When I start weighing and analyzing the value of numbers, specifically scores, in the sport of eventing, I can’t help but think about Shakespeare’s infamous line from Romeo and Juliet: “A rose by any other name would smell as sweet.” Juliet argues that a name is simply a name, and holds no other value. In other words, if Juliet had a different last name, she could have theoretically lived happily ever after with her one true love. You must be thinking what in the heck does Shakespeare and eventing have in common? Welcome to the inside of my brain!
Let me ask the question in a more current manner: What’s in a name? A name can hold tremendous meaning and yet a name can also hold no value at all. For instance, if someone says that they are a Rockefeller descendant that automatically means something. But why should it mean something? Or why does it have to mean everything? To a degree the same can be said about your dressage scores at a recognized show, or a schooling three phase. For me, dressage scores mean everything and almost nothing at the same time. When you get to a certain level in your riding and you basically understand what the judge is looking for when you go down centerline, you should neither be shocked nor upset when you see your scores. You either rode a beautiful and accurate test, or you did the opposite. Of course there are a plethora of different judges out there who are going to score at different ends of the spectrum. But in general, when you reach a certain point in your riding career, you almost become numb to scoring.
Even though I am quite competitive and I enjoy doing “well” at a show, I still have to hold my ground, and stay true to myself. I try to be very realistic when it comes to scoring. In my mind, if I had a less than ideal test, and my scores reflect the opposite, I am not automatically ecstatic. Similarly, if I thought I had a flawless test, but the scores show that the judge was not on the same page as I was, then I am not going to throw a hissy fit. Yes, I might be confused from time to time, thinking I should have scored higher, or lower at certain venues. But when all is said and done, you have to look at your ride from a more critical and personal point of view. You either were happy with your ride or you were not.

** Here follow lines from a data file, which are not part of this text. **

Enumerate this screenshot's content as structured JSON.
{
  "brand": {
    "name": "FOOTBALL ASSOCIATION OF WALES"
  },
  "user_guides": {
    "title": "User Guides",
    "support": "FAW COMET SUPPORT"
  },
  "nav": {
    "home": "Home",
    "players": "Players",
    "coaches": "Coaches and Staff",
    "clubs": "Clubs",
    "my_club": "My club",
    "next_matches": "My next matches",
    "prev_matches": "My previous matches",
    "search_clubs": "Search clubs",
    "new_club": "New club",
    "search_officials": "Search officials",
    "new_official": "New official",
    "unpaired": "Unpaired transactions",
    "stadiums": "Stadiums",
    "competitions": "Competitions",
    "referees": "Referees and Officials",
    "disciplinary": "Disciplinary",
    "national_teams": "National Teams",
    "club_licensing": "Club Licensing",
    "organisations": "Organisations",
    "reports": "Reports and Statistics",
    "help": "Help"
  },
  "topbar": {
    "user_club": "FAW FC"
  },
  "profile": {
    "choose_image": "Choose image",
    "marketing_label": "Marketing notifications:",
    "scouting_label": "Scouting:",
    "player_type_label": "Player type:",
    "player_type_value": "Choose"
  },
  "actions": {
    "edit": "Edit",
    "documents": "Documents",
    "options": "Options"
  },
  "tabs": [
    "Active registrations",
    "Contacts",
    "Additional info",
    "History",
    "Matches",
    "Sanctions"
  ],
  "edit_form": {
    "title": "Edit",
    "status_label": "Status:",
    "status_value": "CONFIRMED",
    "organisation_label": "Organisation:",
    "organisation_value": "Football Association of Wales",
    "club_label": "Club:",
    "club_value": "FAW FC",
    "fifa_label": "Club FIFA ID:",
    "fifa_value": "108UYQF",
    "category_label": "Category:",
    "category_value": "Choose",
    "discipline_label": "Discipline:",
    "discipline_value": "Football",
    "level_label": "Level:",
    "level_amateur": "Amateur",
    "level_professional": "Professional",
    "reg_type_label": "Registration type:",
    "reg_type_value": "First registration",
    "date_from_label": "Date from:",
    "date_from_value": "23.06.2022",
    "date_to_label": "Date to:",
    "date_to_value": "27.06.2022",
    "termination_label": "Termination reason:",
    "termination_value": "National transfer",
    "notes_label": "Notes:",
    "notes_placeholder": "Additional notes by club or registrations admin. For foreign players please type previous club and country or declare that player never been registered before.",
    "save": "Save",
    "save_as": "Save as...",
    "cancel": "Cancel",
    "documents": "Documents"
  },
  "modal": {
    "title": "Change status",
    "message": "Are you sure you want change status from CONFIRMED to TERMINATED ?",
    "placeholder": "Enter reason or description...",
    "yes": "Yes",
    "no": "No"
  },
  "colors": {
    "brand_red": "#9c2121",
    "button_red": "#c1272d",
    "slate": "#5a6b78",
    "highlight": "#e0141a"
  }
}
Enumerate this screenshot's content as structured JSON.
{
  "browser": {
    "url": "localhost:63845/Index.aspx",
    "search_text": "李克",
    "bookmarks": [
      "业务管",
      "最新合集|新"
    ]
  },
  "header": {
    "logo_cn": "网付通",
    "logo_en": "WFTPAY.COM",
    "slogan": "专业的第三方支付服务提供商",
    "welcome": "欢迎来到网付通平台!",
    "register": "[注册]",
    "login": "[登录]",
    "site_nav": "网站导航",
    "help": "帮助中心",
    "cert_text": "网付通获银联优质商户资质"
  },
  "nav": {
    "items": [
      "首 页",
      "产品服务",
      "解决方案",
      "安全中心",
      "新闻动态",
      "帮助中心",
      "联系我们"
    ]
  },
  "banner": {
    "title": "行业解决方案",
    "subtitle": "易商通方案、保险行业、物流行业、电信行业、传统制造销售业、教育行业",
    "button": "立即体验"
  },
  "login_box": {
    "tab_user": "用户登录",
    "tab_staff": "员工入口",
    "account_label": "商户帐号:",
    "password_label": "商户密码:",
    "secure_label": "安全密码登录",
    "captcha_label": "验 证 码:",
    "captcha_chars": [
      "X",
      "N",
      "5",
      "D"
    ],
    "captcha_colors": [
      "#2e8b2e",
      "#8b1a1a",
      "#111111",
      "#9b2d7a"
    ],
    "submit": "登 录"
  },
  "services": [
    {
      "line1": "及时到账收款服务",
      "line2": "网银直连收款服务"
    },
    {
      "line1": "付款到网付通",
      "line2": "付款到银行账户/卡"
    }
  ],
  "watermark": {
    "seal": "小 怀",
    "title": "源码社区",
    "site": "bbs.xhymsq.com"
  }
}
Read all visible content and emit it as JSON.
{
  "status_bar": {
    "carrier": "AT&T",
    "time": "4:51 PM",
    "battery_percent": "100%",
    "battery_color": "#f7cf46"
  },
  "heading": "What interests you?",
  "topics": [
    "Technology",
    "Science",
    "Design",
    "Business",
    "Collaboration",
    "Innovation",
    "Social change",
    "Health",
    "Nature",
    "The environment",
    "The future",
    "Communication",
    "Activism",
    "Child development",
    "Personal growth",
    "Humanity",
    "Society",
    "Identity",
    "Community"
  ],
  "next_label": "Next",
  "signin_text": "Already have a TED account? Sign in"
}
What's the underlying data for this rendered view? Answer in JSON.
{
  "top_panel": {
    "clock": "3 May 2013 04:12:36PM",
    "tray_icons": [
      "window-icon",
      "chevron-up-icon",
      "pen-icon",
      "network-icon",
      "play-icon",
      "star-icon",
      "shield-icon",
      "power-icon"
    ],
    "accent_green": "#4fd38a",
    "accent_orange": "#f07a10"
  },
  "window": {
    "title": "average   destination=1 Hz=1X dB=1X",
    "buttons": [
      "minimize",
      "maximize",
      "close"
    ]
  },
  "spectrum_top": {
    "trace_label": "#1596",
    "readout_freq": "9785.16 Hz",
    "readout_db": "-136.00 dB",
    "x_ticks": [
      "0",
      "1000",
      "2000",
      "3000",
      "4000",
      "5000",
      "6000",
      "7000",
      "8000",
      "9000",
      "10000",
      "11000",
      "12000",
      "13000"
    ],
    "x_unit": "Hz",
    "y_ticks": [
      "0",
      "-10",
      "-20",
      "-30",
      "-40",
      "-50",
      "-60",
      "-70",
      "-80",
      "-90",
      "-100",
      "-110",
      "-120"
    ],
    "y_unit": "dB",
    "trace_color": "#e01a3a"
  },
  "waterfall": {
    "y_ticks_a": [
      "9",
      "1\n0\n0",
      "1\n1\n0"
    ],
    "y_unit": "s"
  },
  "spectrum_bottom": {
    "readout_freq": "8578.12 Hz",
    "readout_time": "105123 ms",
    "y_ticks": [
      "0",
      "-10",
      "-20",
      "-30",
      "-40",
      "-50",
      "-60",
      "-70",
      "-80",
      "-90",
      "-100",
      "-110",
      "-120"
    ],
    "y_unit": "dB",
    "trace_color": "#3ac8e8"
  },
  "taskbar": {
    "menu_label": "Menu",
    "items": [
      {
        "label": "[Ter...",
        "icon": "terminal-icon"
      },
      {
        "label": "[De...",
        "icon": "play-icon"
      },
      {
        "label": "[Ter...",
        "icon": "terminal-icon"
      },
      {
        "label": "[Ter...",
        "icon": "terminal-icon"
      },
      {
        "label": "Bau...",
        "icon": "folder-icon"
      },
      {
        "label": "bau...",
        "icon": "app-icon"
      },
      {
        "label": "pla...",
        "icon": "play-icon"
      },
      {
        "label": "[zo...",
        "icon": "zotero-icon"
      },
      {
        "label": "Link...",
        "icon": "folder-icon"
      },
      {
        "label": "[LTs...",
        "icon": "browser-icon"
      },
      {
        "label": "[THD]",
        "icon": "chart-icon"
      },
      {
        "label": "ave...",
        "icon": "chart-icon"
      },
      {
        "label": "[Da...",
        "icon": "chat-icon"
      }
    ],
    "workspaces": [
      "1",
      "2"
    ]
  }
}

True story. Hitching Post H.T. was last weekend. I took my mare novice. In my mind, I rode a decent test. She was on the aids, obedient and the test felt very accurate with no major hiccups. I came out of the ring feeling content and pleased. A little while later, I notice that I am in 10th place and close to the end of the pack. I was surprised because I thought my test was good considering how much my dressage trainer and I have raised the bar. Even though I was perplexed by my score, I didn’t let that number effect my day, or my upcoming rides.
What did bother me was the fact that random people came up to me, who never even saw my test, or took the time to watch my test, and made quick judgments based on a number they spotted on a score sheet. Lila has a big fancy warmblood who should be winning everything. Or, I beat Lila and Valonia by 5 points. You get the picture. Again, these are just numbers. If you had a mediocre test and felt indifferent about your ride until you saw you were in first place, what sense does that make? Similarly if you has a gorgeous test and scored below average, and felt crushed after you saw your scores, what sense does that make?
I am not here to point fingers at anyone. We all make mistakes at events. Instead of making sweeping generalizations about someone’s ride based on an almost arbitrary number, that you didn’t even bother to watch, perhaps you should just say nothing. Don’t tell someone that you are sorry they scored poorly. Don’t make fun of other people’s scores. We all have our own struggles, and we all have a different partnership with our own horse. Not one single horse and rider at an event is alike. We have to respect each other and support one another. Like I said, even though I am fairly competitive, I don’t think that you can summarize a competitors outing based solely on a number. Again, what’s in a number?